Given that \(y=x^2cosx\) satisfies \(x^2y^{(2)} - 4xy^{(1)} + (x^2 +6)y =0\) , where \( y^{(n)} = \frac{d^ny}{dx^n}\).
(a) Show that when x=0, \((n-2)(n-3)y^{(n)} = -n(n-1)y^{(n-2)}\).
(b) If we use the notation \(\bar y^{(n)} = \frac{d^ny}{dx^n}|_{x=0}\), find \(\bar y^{(2m)}\) and \(\bar y^{(2m+1)}\).
How to do part (b)?

Answer 1

\[\bar y^{(n)} = -(\frac{n(n-1)}{(n-2)(n-3)})\bar y^{(n-2)}\]When n=2m
\[\bar y^{(2m)} = -(\frac{2m(2m-1)}{(2m-2)(2m-3)})\bar y^{(2m-2)}\]\[\bar y^{(2m)} = -\frac{m(2m-1)}{(m-1)(2m-3)}\bar y^{(2m-2)}\]Then... I don't know how to continue..
When m=0, \[\bar y^{(0)} = 0\]
When m=1, \[\bar y^{(2)} = \frac{d^2y}{dx^2}(x^2cosx)|_{x=0} = 2\]
When m=2, \[\bar y^{(4)} = \frac{2(4-1)}{(2-1)(4-3)}\bar y^{(4-2)} =2\times 3 \times (2) = 12\]Hmm...

Answer 2

Oh wait.
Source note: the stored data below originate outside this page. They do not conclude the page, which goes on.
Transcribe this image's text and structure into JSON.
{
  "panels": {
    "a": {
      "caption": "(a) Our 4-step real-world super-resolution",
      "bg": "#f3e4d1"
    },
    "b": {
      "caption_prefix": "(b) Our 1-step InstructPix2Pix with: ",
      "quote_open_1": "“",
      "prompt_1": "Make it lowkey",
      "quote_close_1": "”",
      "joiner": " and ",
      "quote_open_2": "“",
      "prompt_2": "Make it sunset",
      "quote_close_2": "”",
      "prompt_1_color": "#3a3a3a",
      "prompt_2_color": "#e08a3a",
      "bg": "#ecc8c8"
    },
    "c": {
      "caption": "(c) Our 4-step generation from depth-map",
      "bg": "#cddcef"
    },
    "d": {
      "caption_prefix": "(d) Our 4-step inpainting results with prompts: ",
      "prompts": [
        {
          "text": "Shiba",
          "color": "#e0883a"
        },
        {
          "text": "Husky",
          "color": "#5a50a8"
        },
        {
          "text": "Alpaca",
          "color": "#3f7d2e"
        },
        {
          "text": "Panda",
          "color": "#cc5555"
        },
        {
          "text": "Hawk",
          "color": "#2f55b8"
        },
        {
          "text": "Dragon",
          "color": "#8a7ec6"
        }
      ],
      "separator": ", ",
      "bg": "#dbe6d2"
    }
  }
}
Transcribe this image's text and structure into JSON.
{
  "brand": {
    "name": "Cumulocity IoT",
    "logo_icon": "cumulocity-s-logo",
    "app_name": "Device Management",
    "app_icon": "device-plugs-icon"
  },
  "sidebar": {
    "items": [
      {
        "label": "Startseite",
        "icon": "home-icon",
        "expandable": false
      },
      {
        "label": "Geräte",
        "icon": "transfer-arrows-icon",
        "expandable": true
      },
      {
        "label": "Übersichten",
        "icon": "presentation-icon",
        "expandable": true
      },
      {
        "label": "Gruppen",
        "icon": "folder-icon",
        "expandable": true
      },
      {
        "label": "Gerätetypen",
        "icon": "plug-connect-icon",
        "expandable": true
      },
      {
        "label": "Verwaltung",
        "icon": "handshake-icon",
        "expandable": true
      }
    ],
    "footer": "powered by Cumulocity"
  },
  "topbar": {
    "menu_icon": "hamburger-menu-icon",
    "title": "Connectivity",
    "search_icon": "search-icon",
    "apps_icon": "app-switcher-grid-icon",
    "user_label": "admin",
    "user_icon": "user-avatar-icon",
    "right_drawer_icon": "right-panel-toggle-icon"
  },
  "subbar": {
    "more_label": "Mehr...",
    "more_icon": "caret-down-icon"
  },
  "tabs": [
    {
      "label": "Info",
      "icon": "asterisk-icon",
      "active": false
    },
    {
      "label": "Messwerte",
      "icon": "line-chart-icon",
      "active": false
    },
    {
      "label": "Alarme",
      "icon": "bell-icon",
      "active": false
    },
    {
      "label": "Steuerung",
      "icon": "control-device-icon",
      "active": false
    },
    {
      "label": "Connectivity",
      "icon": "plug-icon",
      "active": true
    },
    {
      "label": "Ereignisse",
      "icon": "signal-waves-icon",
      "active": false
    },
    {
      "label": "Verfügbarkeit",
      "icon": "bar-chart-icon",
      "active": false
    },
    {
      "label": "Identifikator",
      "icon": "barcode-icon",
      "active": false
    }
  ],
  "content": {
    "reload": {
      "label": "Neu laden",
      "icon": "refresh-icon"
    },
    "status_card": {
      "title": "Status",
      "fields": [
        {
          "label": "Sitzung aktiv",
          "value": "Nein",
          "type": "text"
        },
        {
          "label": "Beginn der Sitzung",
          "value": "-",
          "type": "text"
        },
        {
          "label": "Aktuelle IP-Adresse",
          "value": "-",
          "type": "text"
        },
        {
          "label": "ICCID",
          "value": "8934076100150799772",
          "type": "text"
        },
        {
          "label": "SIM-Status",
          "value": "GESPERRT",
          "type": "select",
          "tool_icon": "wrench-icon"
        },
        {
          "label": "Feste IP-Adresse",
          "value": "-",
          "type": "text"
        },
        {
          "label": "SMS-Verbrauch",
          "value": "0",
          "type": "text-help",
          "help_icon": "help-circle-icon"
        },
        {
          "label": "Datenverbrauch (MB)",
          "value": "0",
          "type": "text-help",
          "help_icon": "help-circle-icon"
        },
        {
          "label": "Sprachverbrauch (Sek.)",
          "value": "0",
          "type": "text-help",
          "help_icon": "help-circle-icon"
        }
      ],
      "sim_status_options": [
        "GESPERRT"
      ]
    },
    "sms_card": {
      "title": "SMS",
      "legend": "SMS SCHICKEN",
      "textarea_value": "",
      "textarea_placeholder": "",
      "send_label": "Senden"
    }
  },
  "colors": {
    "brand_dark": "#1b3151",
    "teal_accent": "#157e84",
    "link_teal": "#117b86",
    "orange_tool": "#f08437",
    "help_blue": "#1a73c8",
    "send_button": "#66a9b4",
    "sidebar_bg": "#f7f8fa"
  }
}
It should be -12. My bad!

Answer 3

Well, I guess 0 is not in the domain of m, so just ignore it...

Answer 4

Hmm.... By observing the pattern, I got
\[\bar y^{(2m)} = (-1)^{m-1}(2m-1)(2m)\]

Answer 5

So far so good? Or...?

Answer 6

Not that good. 0 is not a domain when n=2m.
Since in part a, domain of n is positive integers.
So, for m, it can't be 0.
Hmm...

Answer 7

*

Answer 8

But for n=2m+1, m can be 0
Since the domain of n is positive integers, When m=0, 2m+1 = 1 >0 => it's in the domain of n, so for n=2m+1, domain of m is integers greater than or equal to 0.